ちゃんと議事録を作っていることを前提にして、それで、事柄の性格上、あるいは個人の発言の秘密とかいうことで出せませんということを言っているわけです。会議録の問題も非常に不可解な経過をたどっていますし、きちんと明らかにしないといけないと思います。いったいどういうような事項が会議録として記録されているのか。その公開はどこまで可能なのかということが今後大きな問題になるのではないかと思います。

もう1つ、この前からブログやツイッターで問題にされているのが、検察審査会法40条との関係です。

この40条で「検察審査会は審査の結果、議決をしたときは、理由を付した議決書を作成し、その謄本を当該検察官を指揮監督する検事正及び検察官適格審査会に送付し、その議決後7日間当該検察審査会事務局の掲示上に議決の要旨を掲示し」と書いてあります。

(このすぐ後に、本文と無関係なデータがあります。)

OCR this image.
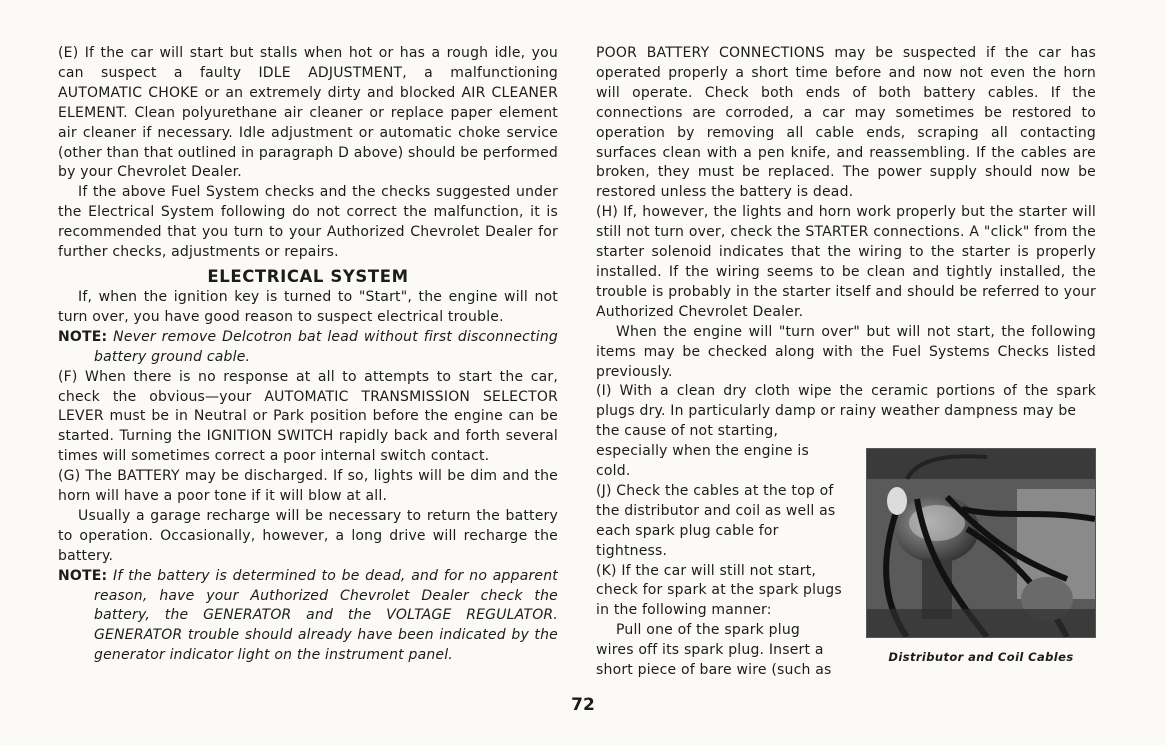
(E) If the car will start but stalls when hot or has a rough idle, you can suspect a faulty IDLE ADJUSTMENT, a malfunctioning AUTOMATIC CHOKE or an extremely dirty and blocked AIR CLEANER ELEMENT. Clean polyurethane air cleaner or replace paper element air cleaner if necessary. Idle adjustment or automatic choke service (other than that outlined in paragraph D above) should be performed by your Chevrolet Dealer.

If the above Fuel System checks and the checks suggested under the Electrical System following do not correct the malfunction, it is recommended that you turn to your Authorized Chevrolet Dealer for further checks, adjustments or repairs.

ELECTRICAL SYSTEM

If, when the ignition key is turned to "Start", the engine will not turn over, you have good reason to suspect electrical trouble.

NOTE: Never remove Delcotron bat lead without first disconnecting battery ground cable.

(F) When there is no response at all to attempts to start the car, check the obvious—your AUTOMATIC TRANSMISSION SELECTOR LEVER must be in Neutral or Park position before the engine can be started. Turning the IGNITION SWITCH rapidly back and forth several times will sometimes correct a poor internal switch contact.

(G) The BATTERY may be discharged. If so, lights will be dim and the horn will have a poor tone if it will blow at all.

Usually a garage recharge will be necessary to return the battery to operation. Occasionally, however, a long drive will recharge the battery.

NOTE: If the battery is determined to be dead, and for no apparent reason, have your Authorized Chevrolet Dealer check the battery, the GENERATOR and the VOLTAGE REGULATOR. GENERATOR trouble should already have been indicated by the generator indicator light on the instrument panel.

POOR BATTERY CONNECTIONS may be suspected if the car has operated properly a short time before and now not even the horn will operate. Check both ends of both battery cables. If the connections are corroded, a car may sometimes be restored to operation by removing all cable ends, scraping all contacting surfaces clean with a pen knife, and reassembling. If the cables are broken, they must be replaced. The power supply should now be restored unless the battery is dead.

(H) If, however, the lights and horn work properly but the starter will still not turn over, check the STARTER connections. A "click" from the starter solenoid indicates that the wiring to the starter is properly installed. If the wiring seems to be clean and tightly installed, the trouble is probably in the starter itself and should be referred to your Authorized Chevrolet Dealer.

When the engine will "turn over" but will not start, the following items may be checked along with the Fuel Systems Checks listed previously.

(I) With a clean dry cloth wipe the ceramic portions of the spark plugs dry. In particularly damp or rainy weather dampness may be

the cause of not starting, especially when the engine is cold.

(J) Check the cables at the top of the distributor and coil as well as each spark plug cable for tightness.

(K) If the car will still not start, check for spark at the spark plugs in the following manner:

Pull one of the spark plug wires off its spark plug. Insert a short piece of bare wire (such as

Distributor and Coil Cables
72
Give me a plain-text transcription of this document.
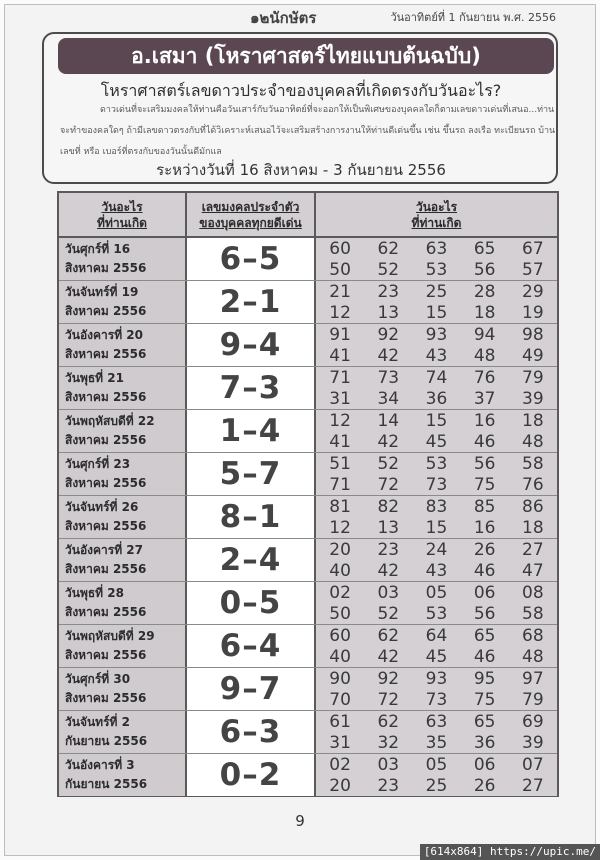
๑๒นักษัตร	วันอาทิตย์ที่ 1 กันยายน พ.ศ. 2556
อ.เสมา (โหราศาสตร์ไทยแบบต้นฉบับ)
โหราศาสตร์เลขดาวประจำของบุคคลที่เกิดตรงกับวันอะไร?
ดาวเด่นที่จะเสริมมงคลให้ท่านคือวันเสาร์กับวันอาทิตย์ที่จะออกให้เป็นพิเศษของบุคคลใดก็ตามเลขดาวเด่นที่เสนอ...ท่านจะทำของคลใดๆ ถ้ามีเลขดาวตรงกับที่ได้วิเคราะห์เสนอไว้จะเสริมสร้างการงานให้ท่านดีเด่นขึ้น เช่น ขึ้นรถ ลงเรือ ทะเบียนรถ บ้านเลขที่ หรือ เบอร์ที่ตรงกับของวันนั้นดีมักแล
ระหว่างวันที่ 16 สิงหาคม - 3 กันยายน 2556
วันอะไร
ที่ท่านเกิด
เลขมงคลประจำตัว
ของบุคคลทุกยดีเด่น
วันอะไร
ที่ท่านเกิด
วันศุกร์ที่ 16
สิงหาคม 2556	6–5	60	62	63	65	67
50	52	53	56	57
วันจันทร์ที่ 19
สิงหาคม 2556	2–1	21	23	25	28	29
12	13	15	18	19
วันอังคารที่ 20
สิงหาคม 2556	9–4	91	92	93	94	98
41	42	43	48	49
วันพุธที่ 21
สิงหาคม 2556	7–3	71	73	74	76	79
31	34	36	37	39
วันพฤหัสบดีที่ 22
สิงหาคม 2556	1–4	12	14	15	16	18
41	42	45	46	48
วันศุกร์ที่ 23
สิงหาคม 2556	5–7	51	52	53	56	58
71	72	73	75	76
วันจันทร์ที่ 26
สิงหาคม 2556	8–1	81	82	83	85	86
12	13	15	16	18
วันอังคารที่ 27
สิงหาคม 2556	2–4	20	23	24	26	27
40	42	43	46	47
วันพุธที่ 28
สิงหาคม 2556	0–5	02	03	05	06	08
50	52	53	56	58
วันพฤหัสบดีที่ 29
สิงหาคม 2556	6–4	60	62	64	65	68
40	42	45	46	48
วันศุกร์ที่ 30
สิงหาคม 2556	9–7	90	92	93	95	97
70	72	73	75	79
วันจันทร์ที่ 2
กันยายน 2556	6–3	61	62	63	65	69
31	32	35	36	39
วันอังคารที่ 3
กันยายน 2556	0–2	02	03	05	06	07
20	23	25	26	27
9
[614x864] https://upic.me/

ここで、問題は「議決後7日間」の意味なんですが、この議決後7日間というのが、議決をした時点から7日間という意味であれば、今回の議決は議決から20日たって初めて要旨は掲示されたので、この40条に違反しているのではないかという疑いがあるわけです。それに対してどうも法務省側とか、おそらく最高裁もそう言うんだと思いますが、議決後7日間というのは、「直ちに」とは書いてないから、議決後であれば、すぐじゃなくてもいい、しばらくたってから、掲示を初めてもいいんだというようなことを言っているようです。

私は「議決後」というのはどういう意味かということを考える上では、今まで、掲示すべきとされている「議決の要旨」というのがどう扱われてきたかということが重要なのではないかと思います。

過去に強制起訴になった事件の議決の要旨を見ると、議決の要旨には「議決年月日」しか書いてないんです。議決年月日というのが書いてあって、議決の要旨という文書の作成日付は最後に書いてある、というのが一般的なパターンなんです。例えば明石の歩道橋事故とか、JRの尼崎の脱線事故などは即日議決の要旨が出ており、議決の年月日と議決の要旨の年月日は同じ日です。

これは、40条の規定を刑事裁判の判決の取扱いと同じように考えているということだと思います。40条はそういう趣旨に理解すべきものではないかと思います。

刑事裁判の判決というのは、判決が言い渡されて、即日効力を持つわけです。でも、判決書きができるのは1カ月ぐらい先です。でも、判決が言い渡されることによって効果を持ってるんです。被告人は有罪判決を受けたら、ただちに執行される立場になる。それと同じように、議決というのも、議決されたということによって、検察審査会の議決として効力を持つ。だから刑事裁判でも言い渡しの際に判決要旨が出さるのと同じように、議決の要旨は遅くとも7日以内。とにかく早く公表しなさい、掲示しなさい。ただ、正式な議決書というのはそれからしばらく後でもいい。そういう考え方じゃないかと思うんです。だから、みんなその考え方でやってきているわけです。

ところが、この第5検審の議決の要旨だけが書き方がちがうんです。
議決年月日の下に議決書作成年月日というのが書いてあって、文書の末尾には日付の記載はない。

ということは、これは議決の要旨の作成日と議決書の作成日とが同じだということを前提にしているのだと思います。その考え方であれば、さっき言った40条の解釈も、議決書を作って検事正や検察官適格審査会に送付しなさい。そして、その時点で議決の要旨をまとめて7日間掲示しなさい、というような意味になるわけです。しかし、少なくとも過去の強制起訴の事例ではそういう取扱いはしてない。しかも、刑事判決の取扱いからすると、やはりこの40条の解釈はそう解するべきではない。

このように、従来の強制起訴の事例での取扱いと比較しても、今回の小沢氏についての第5検察審査会の議決の取扱いは特殊です。やはり今回の議決の手続はおかしいのではないかと思います。